My most dramatic drop came after replacing the incandescent bulb in my dusk to dawn yard light. 

I have now had compact fluorescent bulbs for at least five years to the best of my recollection and have only replaced two, one of which was in the outdoor yard light.

As to the heat the put off I really am not away of much if any. However I use many of the ones I have for task lighting such as a swing arm desk lamp so I can use those of smaller wattage than most I even see being sold on a regular basis. I have 9 watt, 10 watt, and 11 watt bulbs with none larger. 

I have bulb upside down, right side up, and several on their sides. None have had problems because of that. 

I suspect the ones burned out from supposedly being upside down were due to them being of larger wattage and could very well have put off enough heat to shorten their lives. 

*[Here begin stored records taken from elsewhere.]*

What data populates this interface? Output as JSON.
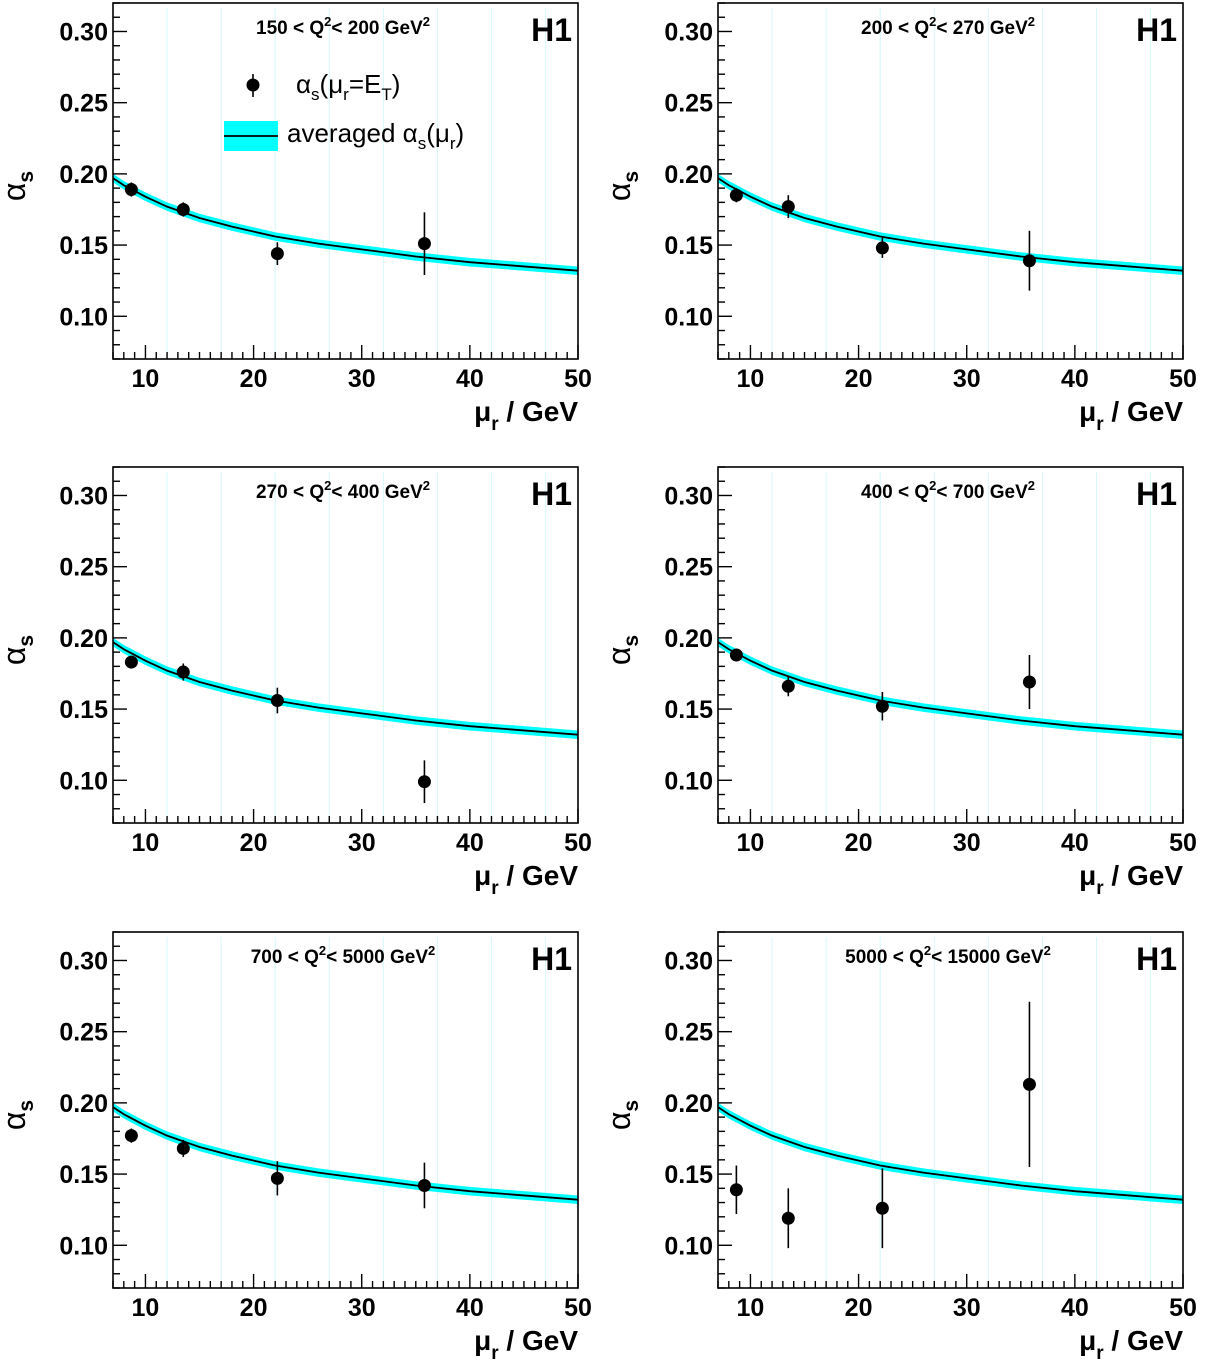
{
  "colors": {
    "band": "#00ffff",
    "curve": "#000000",
    "points": "#000000",
    "axes": "#000000",
    "background": "#ffffff"
  },
  "axis_titles": {
    "x_main": "μ",
    "x_sub": "r",
    "x_unit": " / GeV",
    "y_main": "α",
    "y_sub": "s"
  },
  "legend": {
    "points_main": "α",
    "points_sub": "s",
    "points_rest_open": "(μ",
    "points_rest_sub": "r",
    "points_rest_eq": "=E",
    "points_rest_sub2": "T",
    "points_rest_close": ")",
    "band_text": "averaged α",
    "band_sub": "s",
    "band_open": "(μ",
    "band_sub2": "r",
    "band_close": ")"
  },
  "chart_data": [
    {
      "type": "scatter",
      "experiment_label": "H1",
      "range_label": {
        "pre": "150 < Q",
        "sup": "2",
        "mid": "< 200 GeV",
        "sup2": "2"
      },
      "xlim": [
        7,
        50
      ],
      "ylim": [
        0.07,
        0.32
      ],
      "x_ticks": [
        "10",
        "20",
        "30",
        "40",
        "50"
      ],
      "y_ticks": [
        "0.10",
        "0.15",
        "0.20",
        "0.25",
        "0.30"
      ],
      "points": [
        {
          "x": 8.7,
          "y": 0.189,
          "err": 0.005
        },
        {
          "x": 13.5,
          "y": 0.175,
          "err": 0.005
        },
        {
          "x": 22.2,
          "y": 0.144,
          "err": 0.008
        },
        {
          "x": 35.8,
          "y": 0.151,
          "err": 0.022
        }
      ],
      "curve": {
        "x": [
          7,
          8,
          10,
          12,
          15,
          18,
          22,
          26,
          30,
          35,
          40,
          45,
          50
        ],
        "y": [
          0.197,
          0.192,
          0.184,
          0.177,
          0.169,
          0.163,
          0.156,
          0.151,
          0.147,
          0.142,
          0.138,
          0.135,
          0.132
        ]
      },
      "band_half_width": 0.003
    },
    {
      "type": "scatter",
      "experiment_label": "H1",
      "range_label": {
        "pre": "200 < Q",
        "sup": "2",
        "mid": "< 270 GeV",
        "sup2": "2"
      },
      "xlim": [
        7,
        50
      ],
      "ylim": [
        0.07,
        0.32
      ],
      "x_ticks": [
        "10",
        "20",
        "30",
        "40",
        "50"
      ],
      "y_ticks": [
        "0.10",
        "0.15",
        "0.20",
        "0.25",
        "0.30"
      ],
      "points": [
        {
          "x": 8.7,
          "y": 0.185,
          "err": 0.005
        },
        {
          "x": 13.5,
          "y": 0.177,
          "err": 0.008
        },
        {
          "x": 22.2,
          "y": 0.148,
          "err": 0.007
        },
        {
          "x": 35.8,
          "y": 0.139,
          "err": 0.021
        }
      ],
      "curve": {
        "x": [
          7,
          8,
          10,
          12,
          15,
          18,
          22,
          26,
          30,
          35,
          40,
          45,
          50
        ],
        "y": [
          0.197,
          0.192,
          0.184,
          0.177,
          0.169,
          0.163,
          0.156,
          0.151,
          0.147,
          0.142,
          0.138,
          0.135,
          0.132
        ]
      },
      "band_half_width": 0.003
    },
    {
      "type": "scatter",
      "experiment_label": "H1",
      "range_label": {
        "pre": "270 < Q",
        "sup": "2",
        "mid": "< 400 GeV",
        "sup2": "2"
      },
      "xlim": [
        7,
        50
      ],
      "ylim": [
        0.07,
        0.32
      ],
      "x_ticks": [
        "10",
        "20",
        "30",
        "40",
        "50"
      ],
      "y_ticks": [
        "0.10",
        "0.15",
        "0.20",
        "0.25",
        "0.30"
      ],
      "points": [
        {
          "x": 8.7,
          "y": 0.183,
          "err": 0.004
        },
        {
          "x": 13.5,
          "y": 0.176,
          "err": 0.006
        },
        {
          "x": 22.2,
          "y": 0.156,
          "err": 0.009
        },
        {
          "x": 35.8,
          "y": 0.099,
          "err": 0.015
        }
      ],
      "curve": {
        "x": [
          7,
          8,
          10,
          12,
          15,
          18,
          22,
          26,
          30,
          35,
          40,
          45,
          50
        ],
        "y": [
          0.197,
          0.192,
          0.184,
          0.177,
          0.169,
          0.163,
          0.156,
          0.151,
          0.147,
          0.142,
          0.138,
          0.135,
          0.132
        ]
      },
      "band_half_width": 0.003
    },
    {
      "type": "scatter",
      "experiment_label": "H1",
      "range_label": {
        "pre": "400 < Q",
        "sup": "2",
        "mid": "< 700 GeV",
        "sup2": "2"
      },
      "xlim": [
        7,
        50
      ],
      "ylim": [
        0.07,
        0.32
      ],
      "x_ticks": [
        "10",
        "20",
        "30",
        "40",
        "50"
      ],
      "y_ticks": [
        "0.10",
        "0.15",
        "0.20",
        "0.25",
        "0.30"
      ],
      "points": [
        {
          "x": 8.7,
          "y": 0.188,
          "err": 0.004
        },
        {
          "x": 13.5,
          "y": 0.166,
          "err": 0.007
        },
        {
          "x": 22.2,
          "y": 0.152,
          "err": 0.01
        },
        {
          "x": 35.8,
          "y": 0.169,
          "err": 0.019
        }
      ],
      "curve": {
        "x": [
          7,
          8,
          10,
          12,
          15,
          18,
          22,
          26,
          30,
          35,
          40,
          45,
          50
        ],
        "y": [
          0.197,
          0.192,
          0.184,
          0.177,
          0.169,
          0.163,
          0.156,
          0.151,
          0.147,
          0.142,
          0.138,
          0.135,
          0.132
        ]
      },
      "band_half_width": 0.003
    },
    {
      "type": "scatter",
      "experiment_label": "H1",
      "range_label": {
        "pre": "700 < Q",
        "sup": "2",
        "mid": "< 5000 GeV",
        "sup2": "2"
      },
      "xlim": [
        7,
        50
      ],
      "ylim": [
        0.07,
        0.32
      ],
      "x_ticks": [
        "10",
        "20",
        "30",
        "40",
        "50"
      ],
      "y_ticks": [
        "0.10",
        "0.15",
        "0.20",
        "0.25",
        "0.30"
      ],
      "points": [
        {
          "x": 8.7,
          "y": 0.177,
          "err": 0.005
        },
        {
          "x": 13.5,
          "y": 0.168,
          "err": 0.006
        },
        {
          "x": 22.2,
          "y": 0.147,
          "err": 0.012
        },
        {
          "x": 35.8,
          "y": 0.142,
          "err": 0.016
        }
      ],
      "curve": {
        "x": [
          7,
          8,
          10,
          12,
          15,
          18,
          22,
          26,
          30,
          35,
          40,
          45,
          50
        ],
        "y": [
          0.197,
          0.192,
          0.184,
          0.177,
          0.169,
          0.163,
          0.156,
          0.151,
          0.147,
          0.142,
          0.138,
          0.135,
          0.132
        ]
      },
      "band_half_width": 0.003
    },
    {
      "type": "scatter",
      "experiment_label": "H1",
      "range_label": {
        "pre": "5000 < Q",
        "sup": "2",
        "mid": "< 15000 GeV",
        "sup2": "2"
      },
      "xlim": [
        7,
        50
      ],
      "ylim": [
        0.07,
        0.32
      ],
      "x_ticks": [
        "10",
        "20",
        "30",
        "40",
        "50"
      ],
      "y_ticks": [
        "0.10",
        "0.15",
        "0.20",
        "0.25",
        "0.30"
      ],
      "points": [
        {
          "x": 8.7,
          "y": 0.139,
          "err": 0.017
        },
        {
          "x": 13.5,
          "y": 0.119,
          "err": 0.021
        },
        {
          "x": 22.2,
          "y": 0.126,
          "err": 0.028
        },
        {
          "x": 35.8,
          "y": 0.213,
          "err": 0.058
        }
      ],
      "curve": {
        "x": [
          7,
          8,
          10,
          12,
          15,
          18,
          22,
          26,
          30,
          35,
          40,
          45,
          50
        ],
        "y": [
          0.197,
          0.192,
          0.184,
          0.177,
          0.169,
          0.163,
          0.156,
          0.151,
          0.147,
          0.142,
          0.138,
          0.135,
          0.132
        ]
      },
      "band_half_width": 0.003
    }
  ]
}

As to a $200 energy bill it may or may not be high. It just depends upon what all you have in use. two refrigerators, two freezers, water heaters, pumping water for livestock and gardens, etc.


----------



## Sandra Nelson (Oct 12, 2002)

We have two freezers, one refrigerator, desk computer, television, 12 CF bulbs on average of 6 hours each a day per bulb, yardlight (standard on pole variety) and plug in at least one vehicle. We also have two ceiling fans and in summer run 4 fans for air circulation in summer and the ceiling fans only in the winter. Our light bill runs a low of a bout 27 dollars in spring and fall and high of about 57 dollars in mid summer and mid winter. Without the CF bulbs it used to run closer to 80 dollars a month in the low months and about 127 dollars a month in the high months.


----------



## white eagle (Feb 8, 2007)

Since we have changed over to some of the CFL light bulbs now our electric is a little more cheaper. We haven't changed all the way over with the new light bulbs yet. For the first try we got 4 bulbs. Place one in our childs room, one in living room, one in master room and one in master bath. We wanted to see how our electric bill would change an it did. Our bill usually runs close to 200 a month an this month it was 170.00 so that is a big change in the bill. So now we will add more of these bulbs through out our home. :dance:


----------



## Jennifer Brewer (Aug 3, 2005)

We use CFL's, and find that while they are more expensive to replace, they last much longer. We use them almost exclusively, except a ceiling fan we can't reach (its 20 feet up!). Our bill is about $65 for a 1500 sq ft house with an electric stove. We have gas furnace and water heater, but that bill is only about $50 in the winter, and $30 in the summer.


----------



## robin f (Nov 26, 2007)

we have 2 freezers, 1 fridge, 1 washer, 1 dryer, 1 dishwasher, 1 stove (rarely used in winter due to the fact we cook on the wood stove a lot ), 2 tv's, 2 pc's, one is on 24/7, water heater, water pump, vacum cleaner, 4 bedroom house heated with woodstove, with kitchen, study, lounge, sitting room, CFL lights in everything, 2 adults, anywhere from 2 to six teenages lol, and a barn with two heater cords on water pipes, i also installed 15 CFL's in the barn, at the same time, i leave them on 24/7 during winter because its just to cold up here in the great white north for CFL's to start. 
Our power bill is around $130 per month in the winter and around $70. in the summer, 5 years ago, all at once i changed all the incan bulbs with CFL, (i got a great deal on them) apart for two, one in the front entrance to the house and one at the start of the walkway to the house and our power bill dropped on average $40.00 per month.


----------